Hay noches así.
Las largas noches en las que no sucede nada.
En las que sales sin pensar mucho para abrir la mente con un corvo.
En esas largas noches pienso para adentro y se me ocurren cosas que me dan vergüenza.
Cosas como que un mago me elija como voluntario.
Contestar preguntas sobre ser periodista.
Ese colega veinteañero con modales de viejo, porque el resto de su sección eran todos viejos, pantalón invernal, camisa blanca planchada y zapatos lustrados.
Quizá porque mi película favorita es El Padrino 2 y mi serie de cabecera es Los Soprano es que termino en el Bar Liguria de Providencia, tan siciliano que lo sigo relacionando con el músico Álvaro Henríquez Pettinelli.

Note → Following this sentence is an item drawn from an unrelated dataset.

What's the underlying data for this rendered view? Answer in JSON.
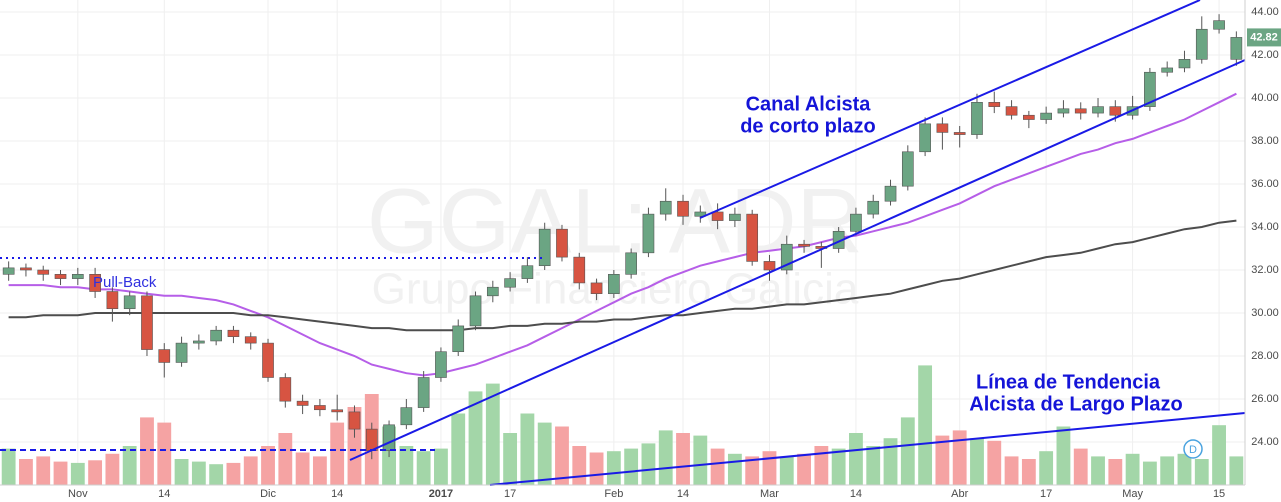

No es un lugar donde las cervezas sean protagonistas, pero al menos venden una marraqueta bañada en palta y carne deshilachada que llamaremos mechada.
Por eso en la barra, en vez de la carta, pido una recomendación.

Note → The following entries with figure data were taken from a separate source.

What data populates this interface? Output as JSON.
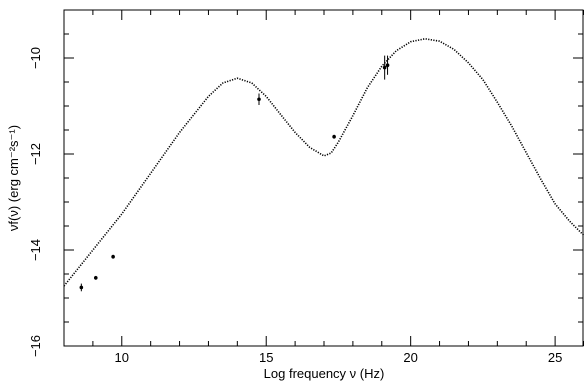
{
  "chart_data": {
    "type": "scatter",
    "title": "",
    "xlabel": "Log frequency ν (Hz)",
    "ylabel": "νf(ν) (erg cm⁻²s⁻¹)",
    "xlim": [
      8,
      26
    ],
    "ylim": [
      -16,
      -9
    ],
    "x_ticks": [
      10,
      15,
      20,
      25
    ],
    "y_ticks": [
      -16,
      -14,
      -12,
      -10
    ],
    "x_tick_labels": [
      "10",
      "15",
      "20",
      "25"
    ],
    "y_tick_labels": [
      "−16",
      "−14",
      "−12",
      "−10"
    ],
    "grid": false,
    "legend": "none",
    "series": [
      {
        "kind": "points",
        "points": [
          {
            "x": 8.6,
            "y": -14.78,
            "yerr": 0.08
          },
          {
            "x": 9.1,
            "y": -14.58,
            "yerr": 0.04
          },
          {
            "x": 9.7,
            "y": -14.14,
            "yerr": 0.04
          },
          {
            "x": 14.75,
            "y": -10.86,
            "yerr": 0.12
          },
          {
            "x": 17.35,
            "y": -11.64,
            "yerr": 0.04
          },
          {
            "x": 19.1,
            "y": -10.2,
            "yerr": 0.25
          },
          {
            "x": 19.2,
            "y": -10.15,
            "yerr": 0.2
          }
        ]
      },
      {
        "kind": "model",
        "x": [
          8.0,
          9.0,
          10.0,
          11.0,
          12.0,
          13.0,
          13.5,
          14.0,
          14.5,
          15.0,
          15.5,
          16.0,
          16.5,
          17.0,
          17.25,
          17.5,
          18.0,
          18.5,
          19.0,
          19.5,
          20.0,
          20.5,
          21.0,
          21.5,
          22.0,
          22.5,
          23.0,
          23.5,
          24.0,
          24.5,
          25.0,
          25.5,
          26.0
        ],
        "y": [
          -14.75,
          -14.0,
          -13.25,
          -12.4,
          -11.55,
          -10.8,
          -10.52,
          -10.42,
          -10.52,
          -10.8,
          -11.18,
          -11.55,
          -11.86,
          -12.04,
          -11.98,
          -11.75,
          -11.2,
          -10.62,
          -10.17,
          -9.85,
          -9.66,
          -9.6,
          -9.65,
          -9.82,
          -10.1,
          -10.45,
          -10.92,
          -11.42,
          -11.97,
          -12.52,
          -13.04,
          -13.4,
          -13.7
        ]
      }
    ]
  }
}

Así conocí la Quebrada Brown Ale, un botellín oscuro, de etiqueta azul, que parece sacado del congelador, pero que en realidad es fabricado con una receta secreta en Curacaví.
En segundos el copón se vuelve frío y caoba, esa madera parecida al material que contiene al mosquito de Jurassic Park, y los aromas de las maltas invitan a atravesar la espuma.
En boca, la Quebrada Brown Ale bombardea un sabor a cáscara de nuez, un amargor tal vez ácido.
Pienso que esas descripciones también dan vergüenza.
Mejor decirlo de otra forma.
Alguna vez, conversando en el Irlandés de Calle Blanco en Valparaíso, me dijeron que las Brown Ale son cervezas inglesas, de fermentación alta y de textura suave y sabor dulce-tostado.
Como bar de cervezas el Liguria es un sitio bien decorado.
Territorial, en el sentido de que en los diez minutos que duró la cerveza sonaron solo Los Tres y Los Bunkers.
Emocional, porque vi a Teillier y a Parra y algunos letreros con calles del centro en las paredes.
Técnico, porque los mozos saben de lo que hablan.
Perfecto imperfecto, porque parece una enorme casona restaurada, con el techo a la mierda, arriba, y muchas piezas convertidas en comedores llenos de una importante variedad de yuppies: publicistas, periodistas, comunicadores, actrices, escritores, turistas.
Perdido, porque pienso que su especialidad son las piscolas, los pipeños y los detalles —como ese poema de José Hipólito Cordero en la carta—, pero no las cervezas.
Los italianos no toman cerveza.
A ellos les debemos otros inventos, como la grappa, el nocino y el fernet, pero esa es otra historia.